А между тем летом 1926 года в Москве с восторгом были встречены звезды американского кино Мэри Пикфорд и Дуглас Фэрбенкс, именно последнему в значительной степени С. Эйзенштейн оказался обязан своей известностью. Как бы то ни было, кинематограф пережил на протяжении 1920-х годов невиданный подъем. Это проявилось, в частности, в документалистике критика повествовательности и психологизма Дзиги Вертова, методом «киноглаза» — намеренного смешивания субъекта и объекта, представления и восприятия — сумевшего сделать осмысленным и привлекательным то, что кажется хаотичным. Свою роль сыграл и фильм «Мать» В. Пудовкина, весьма произвольно снятый по известной повести М. Горького. Невиданный импульс кинотворчеству был задан С. Эйзенштейном, создавшим впечатляющий образ победы Октября в фильме (1927 год), представлявшем тот уникальный сплав псевдодокументалистики и игрового кино, который много успешнее всех других видов искусств стал творить революционный миф. Именно подобные кинодостижения, а вовсе не труды историков, наиболее надежно формировали представления молодежи о прошлом. Кино сумело слить воедино утопию и реальность, что было принципиально важно для придания постреволюционному времени «конструктивного» облика. Из этого ряда безусловно выпадала картина другого «революционного кинематографиста» А. Роома «Кровать и диван (Третья мещанская)», посвященная проблеме социалистического коллективизма и сексуальности.
Настоящим прорывом в области эстетизации революционного порыва стал «Броненосец Потемкин»(1926 год), принесший советскому кино мировую славу. Не менее впечатляющими были новаторские поиски Пудовкина и Довженко. Но все это сказалось на зрителе лишь позднее.
Исследователи считают отличительной чертой искусства 1920-х годов то, что оно утратило свою чисто эстетическую функцию, поставляя своего рода грядущие модели тотального переустройства мира на новых коллективистских принципах, стирающих грань между художником и зрителем[644]

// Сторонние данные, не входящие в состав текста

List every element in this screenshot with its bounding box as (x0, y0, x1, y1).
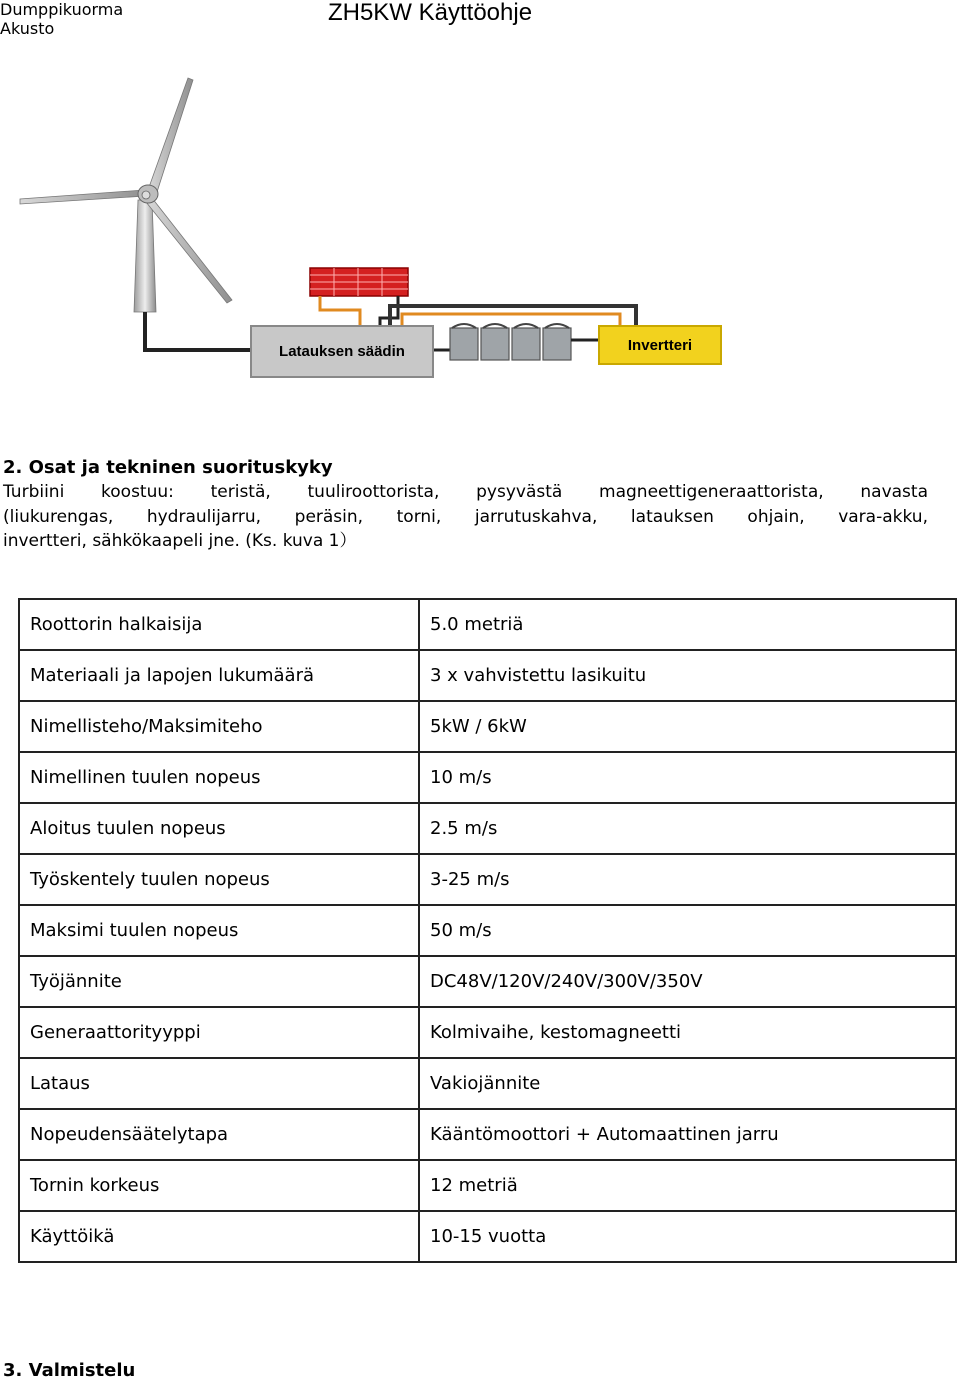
table-row (19, 701, 956, 752)
spec-value: 12 metriä (419, 1160, 956, 1211)
spec-value: Vakiojännite (419, 1058, 956, 1109)
spec-value: 10-15 vuotta (419, 1211, 956, 1262)
spec-label: Nimellinen tuulen nopeus (19, 752, 419, 803)
dump-load-icon (310, 268, 408, 296)
section-3-heading: 3. Valmistelu (3, 1360, 136, 1381)
spec-label: Aloitus tuulen nopeus (19, 803, 419, 854)
spec-label: Generaattorityyppi (19, 1007, 419, 1058)
spec-label: Työskentely tuulen nopeus (19, 854, 419, 905)
section-2-paragraph (3, 480, 928, 554)
spec-label: Nimellisteho/Maksimiteho (19, 701, 419, 752)
spec-label: Nopeudensäätelytapa (19, 1109, 419, 1160)
table-row (19, 905, 956, 956)
spec-label: Maksimi tuulen nopeus (19, 905, 419, 956)
paragraph-line: Turbiini koostuu: teristä, tuuliroottorista, pysyvästä magneettigeneraattorista, navasta (3, 482, 928, 502)
table-row (19, 803, 956, 854)
spec-value: Kolmivaihe, kestomagneetti (419, 1007, 956, 1058)
spec-value: 3 x vahvistettu lasikuitu (419, 650, 956, 701)
paragraph-line: invertteri, sähkökaapeli jne. (Ks. kuva 1） (3, 531, 357, 551)
table-row (19, 956, 956, 1007)
spec-value: 50 m/s (419, 905, 956, 956)
spec-label: Lataus (19, 1058, 419, 1109)
table-row (19, 752, 956, 803)
document-title: ZH5KW Käyttöohje (327, 0, 533, 26)
spec-label: Työjännite (19, 956, 419, 1007)
table-row (19, 1007, 956, 1058)
section-2-heading: 2. Osat ja tekninen suorituskyky (3, 457, 333, 478)
spec-label: Materiaali ja lapojen lukumäärä (19, 650, 419, 701)
battery-bank-icon (450, 324, 571, 360)
specifications-table (18, 598, 957, 1263)
table-row (19, 599, 956, 650)
spec-value: Kääntömoottori + Automaattinen jarru (419, 1109, 956, 1160)
spec-label: Roottorin halkaisija (19, 599, 419, 650)
battery-label: Akusto (0, 19, 55, 38)
spec-value: 10 m/s (419, 752, 956, 803)
charge-controller-box: Latauksen säädin (250, 325, 434, 378)
table-row (19, 854, 956, 905)
spec-value: 3-25 m/s (419, 854, 956, 905)
spec-value: 5.0 metriä (419, 599, 956, 650)
dump-load-label: Dumppikuorma (0, 0, 124, 19)
spec-label: Käyttöikä (19, 1211, 419, 1262)
inverter-box: Invertteri (598, 325, 722, 365)
table-row (19, 650, 956, 701)
table-row (19, 1160, 956, 1211)
table-row (19, 1109, 956, 1160)
table-row (19, 1058, 956, 1109)
paragraph-line: (liukurengas, hydraulijarru, peräsin, torni, jarrutuskahva, latauksen ohjain, vara-akku, (3, 506, 928, 527)
spec-value: 5kW / 6kW (419, 701, 956, 752)
spec-label: Tornin korkeus (19, 1160, 419, 1211)
table-row (19, 1211, 956, 1262)
spec-value: DC48V/120V/240V/300V/350V (419, 956, 956, 1007)
spec-value: 2.5 m/s (419, 803, 956, 854)
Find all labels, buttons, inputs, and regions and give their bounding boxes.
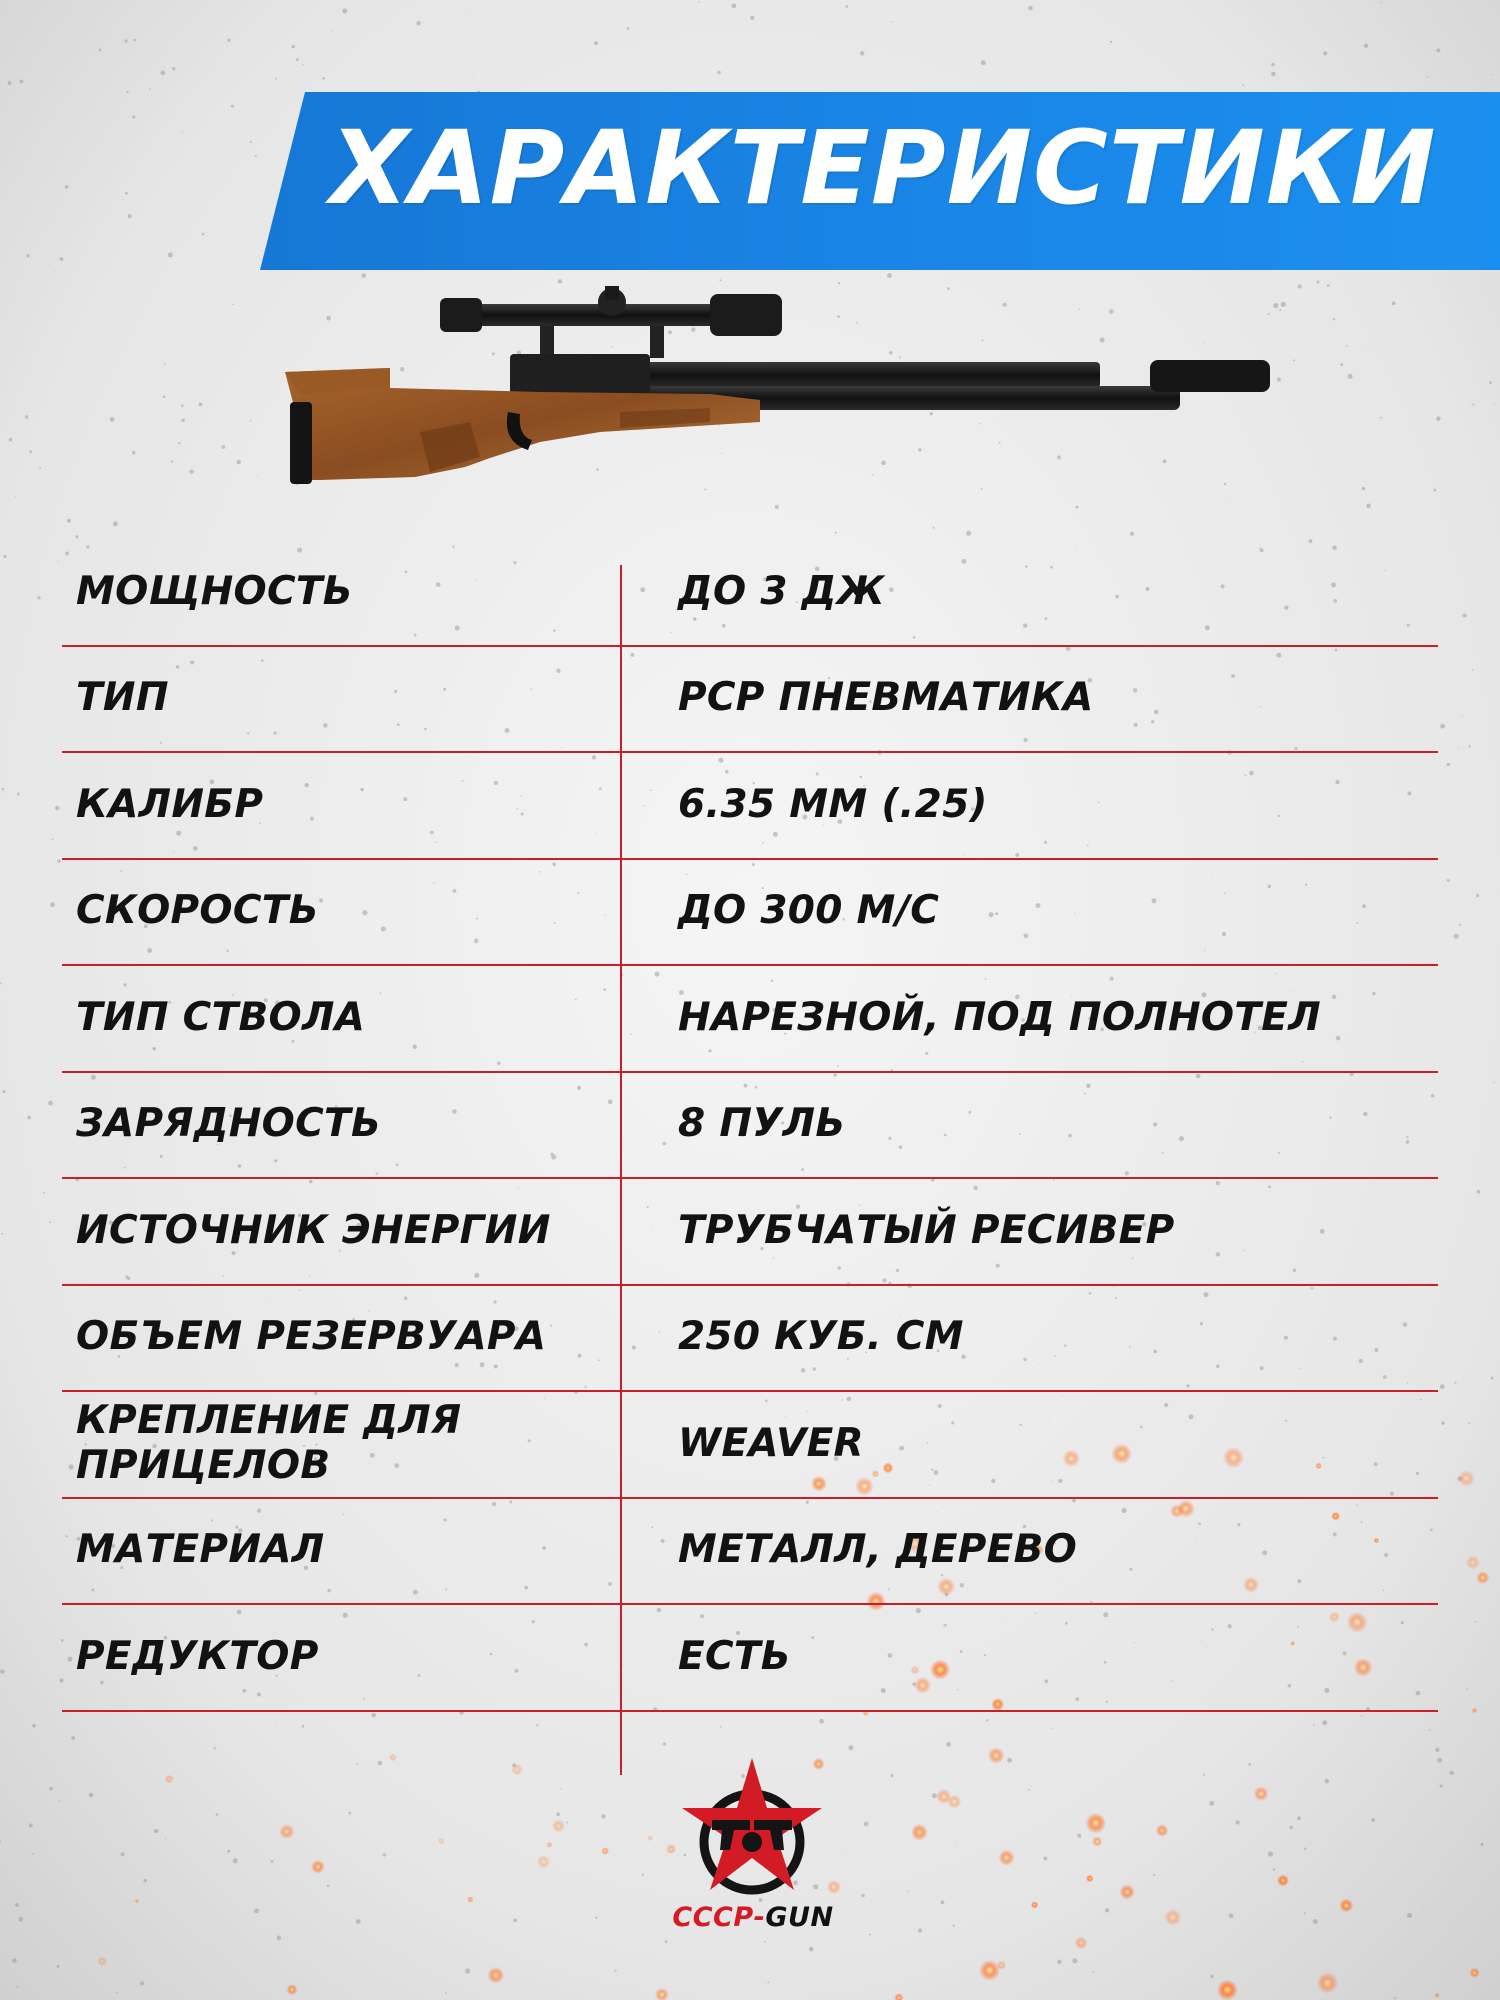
table-row (62, 647, 1438, 754)
spec-value: МЕТАЛЛ, ДЕРЕВО (678, 1527, 1078, 1573)
air-rifle-image (240, 282, 1280, 522)
spec-label: КАЛИБР (76, 781, 264, 827)
table-row (62, 1179, 1438, 1286)
table-row (62, 1499, 1438, 1606)
spec-value: PCP ПНЕВМАТИКА (678, 675, 1094, 721)
spec-value: ТРУБЧАТЫЙ РЕСИВЕР (678, 1207, 1175, 1253)
spec-value: ЕСТЬ (678, 1633, 791, 1679)
specs-table (62, 540, 1438, 1712)
spec-label: ИСТОЧНИК ЭНЕРГИИ (76, 1207, 551, 1253)
spec-value: WEAVER (678, 1420, 864, 1466)
spec-label: КРЕПЛЕНИЕ ДЛЯ ПРИЦЕЛОВ (76, 1398, 462, 1489)
spec-value: 250 КУБ. СМ (678, 1314, 964, 1360)
table-row (62, 1392, 1438, 1499)
spec-label: МОЩНОСТЬ (76, 568, 353, 614)
brand-name: СССР-GUN (672, 1902, 834, 1933)
spec-value: 8 ПУЛЬ (678, 1101, 846, 1147)
table-row (62, 540, 1438, 647)
table-row (62, 860, 1438, 967)
spec-value: ДО 3 ДЖ (678, 568, 885, 614)
table-row (62, 1605, 1438, 1712)
spec-label: СКОРОСТЬ (76, 888, 319, 934)
page-title: ХАРАКТЕРИСТИКИ (330, 109, 1437, 228)
spec-value: ДО 300 М/С (678, 888, 940, 934)
table-row (62, 1286, 1438, 1393)
spec-label: РЕДУКТОР (76, 1633, 319, 1679)
spec-value: НАРЕЗНОЙ, ПОД ПОЛНОТЕЛ (678, 994, 1321, 1040)
spec-label: ОБЪЕМ РЕЗЕРВУАРА (76, 1314, 547, 1360)
spec-label: ТИП СТВОЛА (76, 994, 366, 1040)
table-row (62, 1073, 1438, 1180)
table-row (62, 753, 1438, 860)
table-row (62, 966, 1438, 1073)
spec-label: ТИП (76, 675, 169, 721)
spec-value: 6.35 ММ (.25) (678, 781, 988, 827)
spec-label: ЗАРЯДНОСТЬ (76, 1101, 381, 1147)
spec-label: МАТЕРИАЛ (76, 1527, 325, 1573)
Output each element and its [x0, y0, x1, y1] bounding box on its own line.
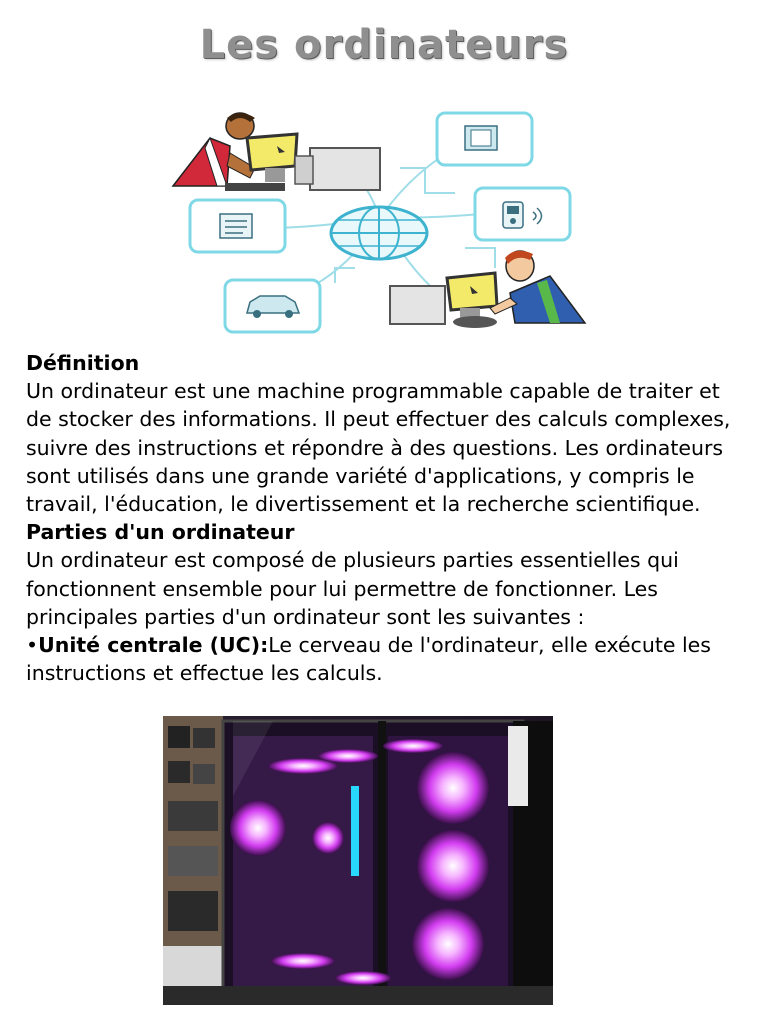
monitor-icon [247, 134, 380, 190]
media-player-icon [475, 188, 570, 240]
bullet-item-cpu [26, 631, 746, 687]
document-icon [190, 200, 285, 252]
bullet-description: Le cerveau de l'ordinateur, elle exécute les instructions et effectue les calculs. [26, 633, 711, 686]
section-heading-parts: Parties d'un ordinateur [26, 520, 295, 545]
page-title: Les ordinateurs [199, 22, 569, 68]
section-heading-definition: Définition [26, 351, 140, 375]
person-at-computer-icon [390, 251, 585, 328]
pc-case-photo [163, 716, 553, 1005]
bullet-term: Unité centrale (UC): [38, 633, 269, 658]
bullet-marker: • [26, 633, 39, 658]
computer-network-illustration [165, 108, 595, 338]
parts-paragraph: Un ordinateur est composé de plusieurs parties essentielles qui fonctionnent ensemble pour lui permettre de fonctionner. Les principales parties d'un ordinateur sont les suivantes : [26, 548, 679, 629]
definition-paragraph: Un ordinateur est une machine programmable capable de traiter et de stocker des informations. Il peut effectuer des calculs complexes, suivre des instructions et répondre à des questions. Les ordinateurs sont utilisés dans une grande variété d'applications, y compris le travail, l'éducation, le divertissement et la recherche scientifique. [26, 379, 731, 517]
photo-icon [437, 113, 532, 165]
article-body [26, 349, 746, 687]
car-icon [225, 280, 320, 332]
globe-icon [331, 207, 427, 259]
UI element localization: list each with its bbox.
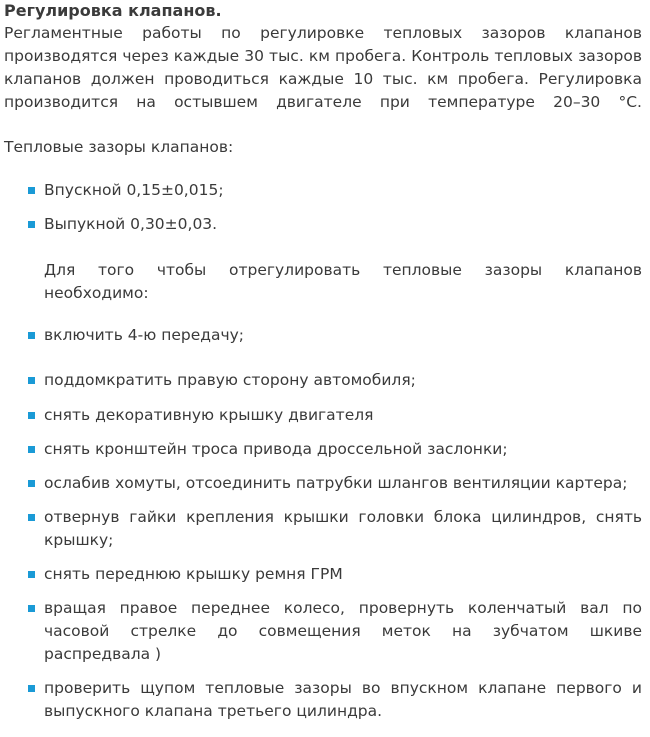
list-item [28,324,642,347]
list-item-text: отвернув гайки крепления крышки головки блока цилиндров, снять [44,508,642,526]
procedure-intro-line: Для того чтобы отрегулировать тепловые зазоры клапанов [44,261,642,279]
list-item [28,506,642,552]
list-item [28,404,642,427]
list-item-text: ослабив хомуты, отсоединить патрубки шлангов вентиляции картера; [44,474,628,492]
list-item [28,677,642,723]
bullet-icon [28,571,35,578]
list-item-text: Выпукной 0,30±0,03. [44,215,218,233]
list-item [28,597,642,666]
bullet-icon [28,377,35,384]
bullet-icon [28,187,35,194]
list-item-text: выпускного клапана третьего цилиндра. [44,702,383,720]
list-item-text: распредвала ) [44,645,162,663]
list-item-text: снять переднюю крышку ремня ГРМ [44,565,343,583]
list-item-text: поддомкратить правую сторону автомобиля; [44,371,416,389]
list-item-text: проверить щупом тепловые зазоры во впускном клапане первого и [44,679,642,697]
intro-line: производятся через каждые 30 тыс. км пробега. Контроль тепловых зазоров [4,47,642,65]
bullet-icon [28,480,35,487]
clearances-label: Тепловые зазоры клапанов: [4,138,234,156]
page-title: Регулировка клапанов. [4,1,222,20]
list-item [28,472,642,495]
bullet-icon [28,221,35,228]
intro-line: клапанов должен проводиться каждые 10 тыс. км пробега. Регулировка [4,70,642,88]
list-item [28,369,642,392]
bullet-icon [28,332,35,339]
bullet-icon [28,514,35,521]
list-item [28,438,642,461]
list-item-text: часовой стрелке до совмещения меток на зубчатом шкиве [44,622,642,640]
procedure-intro-line: необходимо: [44,284,149,302]
list-item [28,179,642,202]
list-item-text: крышку; [44,531,114,549]
bullet-icon [28,412,35,419]
list-item-text: включить 4-ю передачу; [44,326,245,344]
bullet-icon [28,446,35,453]
intro-paragraph [4,22,642,114]
list-item-text: Впускной 0,15±0,015; [44,181,224,199]
list-item [28,213,642,236]
bullet-icon [28,605,35,612]
bullet-icon [28,685,35,692]
list-item-text: снять декоративную крышку двигателя [44,406,374,424]
list-item-text: вращая правое переднее колесо, провернуть коленчатый вал по [44,599,642,617]
procedure-intro [44,259,642,305]
list-item [28,563,642,586]
list-item-text: снять кронштейн троса привода дроссельной заслонки; [44,440,508,458]
intro-line: производится на остывшем двигателе при температуре 20–30 °C. [4,93,642,111]
intro-line: Регламентные работы по регулировке тепловых зазоров клапанов [4,24,642,42]
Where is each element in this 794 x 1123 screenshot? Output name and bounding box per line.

. Действительно, если представить, что авангардистское искусство по-своему соответствовало периоду революционного разрушения форм, то процессу скорейшего их воссоздания должны были соответствовать массовые формы творческой активности. Отсюда выдвижение на первый план театра и кино. Но «массовидность» искусства скрывала под собой и другое — неизбежный приход примитива.В нэповский период уже наметилось расхождение между образом СССР за его пределами и пропагандой, рассчитанной на «внутреннее потребление». По-своему, пусть неосознанно помогали в этом люди творчества. С середины 1920-х годов Советский Союз становится участником международных художественных выставок в Венеции, Дрездене, Токио, а также в выставках современной архитектуры, машиностроения и декоративного искусства. В 1925 году начинает действовать Всесоюзное общество культурных связей с заграницей (ВОКС). В 1927 году советские исполнители дебютировали ка первом международном конкурсе пианистов им. Шопена в Варшаве. Первая премия был а вручена Л. Оборину. За рубежом стали издаваться переводы советских писателей. Как ни парадоксально, именно «попутчики» революции из среды художественной интеллигенции сделали для создания положительного образа СССР за рубежом куда больше, чем официальная большевистская пропаганда — они говорили с «прогрессивной» интеллигенцией Запада на понятном для тех языке.
Вместе с тем литература и искусство по-своему отражали усилившееся социокультурное напряжение в обществе. Если обратить внимание на оголтелое воспевание тогдашними поэтами-авангардистами социалистической «мегамашины». уверенно отсекающей мешающий ей в строительстве «светлого будущего» человеческий материал, то станет ясно, что механическое понимание прогресса становились органической частью новой, неизвестной прежде большинству населения прогрессистской ментальности. «Советский марксизм», подобно нарождающейся сверхрелигии, стремительно набирал популярность — причем не только среди молодежи, но и среди новых, или «перевоспитывающихся» элит. В значительной степени это было обусловлено синкретизмом новой веры: элементы былых религий и новейшие утопии скреплялись в нем архаичными представлениями о власти.
В научной мысли происходили свои поразительные подвижки. 1920-е годы оказались тем временем перехода от господствующего прогрессистского миропонимания к страхам всеобщего распада, когда художники стали представлять мир в веде геометрических фигур, а ученые, напротив, заговорили о его «кривизне». Позитивистские устои научного знания пошатнулись. Это порождало удивительные коллизии в научной среде.